Katrina recently visited the Leighton House Museum in Kensington and got inspiration for Moorish garden design, orientalist and aesthetic interiors, as well as ideas for combination of colours and materials.
Painter Frederic Leighton commissioned architect George Aitchsin to build him a home and studio combined. The resulting building completed in the late 1800s is known for its elaborate interiors and design as well as the striking large rooms.
Moorish garden design is a showstopper
The first room Katrina entered was Lord Leighton’s beautiful office, which was decorated with tan and brown colours. What really steals the show though, is the large hallway, covered in the most electric blue tiles. Shafts of sunlight cause a dazzling light space here.
Passing through this hallway, you arrive into the Arab room. This pseudo Islamic Court is reminiscent of a Moorish garden design. The central pool fountain creates a calming and gentle noise. It has a real courtyard feel to it, delightfully surprising and wonderfully atmospheric.
Keeping in the theme of light and shadows, fretwork shutters on the windows create beautiful shadows across the floor, combined with pattern tiles that line the walls to the domed ceiling. Recessed arches and deep alcoves filled with sofas make the Arab room an interesting and exciting space to be in. This room is a great mixture of Moorish garden design, beautiful lights and nice patterns. Being a painter, you can understand Leighton’s design choices.
In the saloon
The saloon is a very understated room much like you would find in any other period setting. A circular table sits in a bay window overlooking the garden, and a fireplace with a mantelpiece mirror dominates the room with its sheer super-size scale.

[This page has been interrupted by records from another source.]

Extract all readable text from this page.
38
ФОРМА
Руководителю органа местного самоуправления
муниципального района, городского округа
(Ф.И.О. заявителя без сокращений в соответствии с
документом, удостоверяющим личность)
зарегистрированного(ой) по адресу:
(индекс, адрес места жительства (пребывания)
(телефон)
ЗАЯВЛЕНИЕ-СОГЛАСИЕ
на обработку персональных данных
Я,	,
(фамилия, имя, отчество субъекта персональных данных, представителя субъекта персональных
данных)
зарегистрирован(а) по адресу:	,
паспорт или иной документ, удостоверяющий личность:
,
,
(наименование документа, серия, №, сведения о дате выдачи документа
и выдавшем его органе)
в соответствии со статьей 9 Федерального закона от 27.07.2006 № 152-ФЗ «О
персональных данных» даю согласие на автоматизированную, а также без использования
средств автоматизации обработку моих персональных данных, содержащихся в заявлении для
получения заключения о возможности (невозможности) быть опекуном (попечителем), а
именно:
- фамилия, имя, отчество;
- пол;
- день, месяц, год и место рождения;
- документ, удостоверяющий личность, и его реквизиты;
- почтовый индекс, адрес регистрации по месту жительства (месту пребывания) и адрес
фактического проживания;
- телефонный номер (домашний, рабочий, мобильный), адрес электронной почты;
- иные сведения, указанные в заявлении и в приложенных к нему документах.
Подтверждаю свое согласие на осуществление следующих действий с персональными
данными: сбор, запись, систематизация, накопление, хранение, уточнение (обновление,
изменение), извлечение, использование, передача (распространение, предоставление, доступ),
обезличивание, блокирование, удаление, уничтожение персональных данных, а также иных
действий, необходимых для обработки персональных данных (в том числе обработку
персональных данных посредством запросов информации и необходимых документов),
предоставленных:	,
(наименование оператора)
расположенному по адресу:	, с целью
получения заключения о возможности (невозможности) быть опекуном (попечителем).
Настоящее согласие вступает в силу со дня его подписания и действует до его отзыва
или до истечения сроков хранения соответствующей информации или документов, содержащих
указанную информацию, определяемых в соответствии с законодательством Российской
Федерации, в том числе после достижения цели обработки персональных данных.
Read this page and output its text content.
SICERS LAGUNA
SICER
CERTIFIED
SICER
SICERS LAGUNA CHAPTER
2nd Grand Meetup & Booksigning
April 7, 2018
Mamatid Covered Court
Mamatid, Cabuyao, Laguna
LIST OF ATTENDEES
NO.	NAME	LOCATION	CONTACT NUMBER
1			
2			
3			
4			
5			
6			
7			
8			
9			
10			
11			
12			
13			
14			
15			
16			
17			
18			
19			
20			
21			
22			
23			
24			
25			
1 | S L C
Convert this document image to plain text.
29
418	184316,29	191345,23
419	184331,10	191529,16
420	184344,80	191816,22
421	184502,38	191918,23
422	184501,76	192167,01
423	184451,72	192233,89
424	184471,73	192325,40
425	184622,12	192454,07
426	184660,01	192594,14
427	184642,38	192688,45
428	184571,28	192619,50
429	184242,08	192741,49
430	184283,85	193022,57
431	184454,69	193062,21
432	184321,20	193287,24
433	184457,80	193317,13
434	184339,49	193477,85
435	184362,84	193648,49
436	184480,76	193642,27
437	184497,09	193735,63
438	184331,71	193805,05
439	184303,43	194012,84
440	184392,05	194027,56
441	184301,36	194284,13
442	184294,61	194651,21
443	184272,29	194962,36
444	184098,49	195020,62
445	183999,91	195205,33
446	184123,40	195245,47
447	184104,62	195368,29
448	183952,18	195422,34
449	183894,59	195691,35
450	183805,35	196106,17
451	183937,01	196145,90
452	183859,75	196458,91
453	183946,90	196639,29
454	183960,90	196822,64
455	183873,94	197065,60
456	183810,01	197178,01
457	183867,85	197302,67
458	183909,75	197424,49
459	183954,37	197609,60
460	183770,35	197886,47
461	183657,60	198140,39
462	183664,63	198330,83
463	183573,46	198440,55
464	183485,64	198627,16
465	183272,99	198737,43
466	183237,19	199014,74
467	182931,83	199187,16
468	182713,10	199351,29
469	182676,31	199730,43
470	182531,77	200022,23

Another showstopper apart from the Moorish garden design in the office, is the hallway and landing, with deep azure blue tiles and the packed wall. A lovely inglenook seat spread with deep padded cushions looks like a fab place to while away a few hours and gives inspiration for an indoor garden look.
Upstairs, the silk room is opulent and full of the pre-Raphaelite work that Lord Leighton is known for. The bedroom is sparsely furnished but with lavish items. The wallpaper is William Morris and the deeply chest of drawers is just stunning.
Lord Leighton really drew from many areas for his beautiful house but kept to quality over quantity when it came to furnishings, calming but striking colours and focussed on Moorish garden design, elaborate interiors all mixed with a grace of opulence.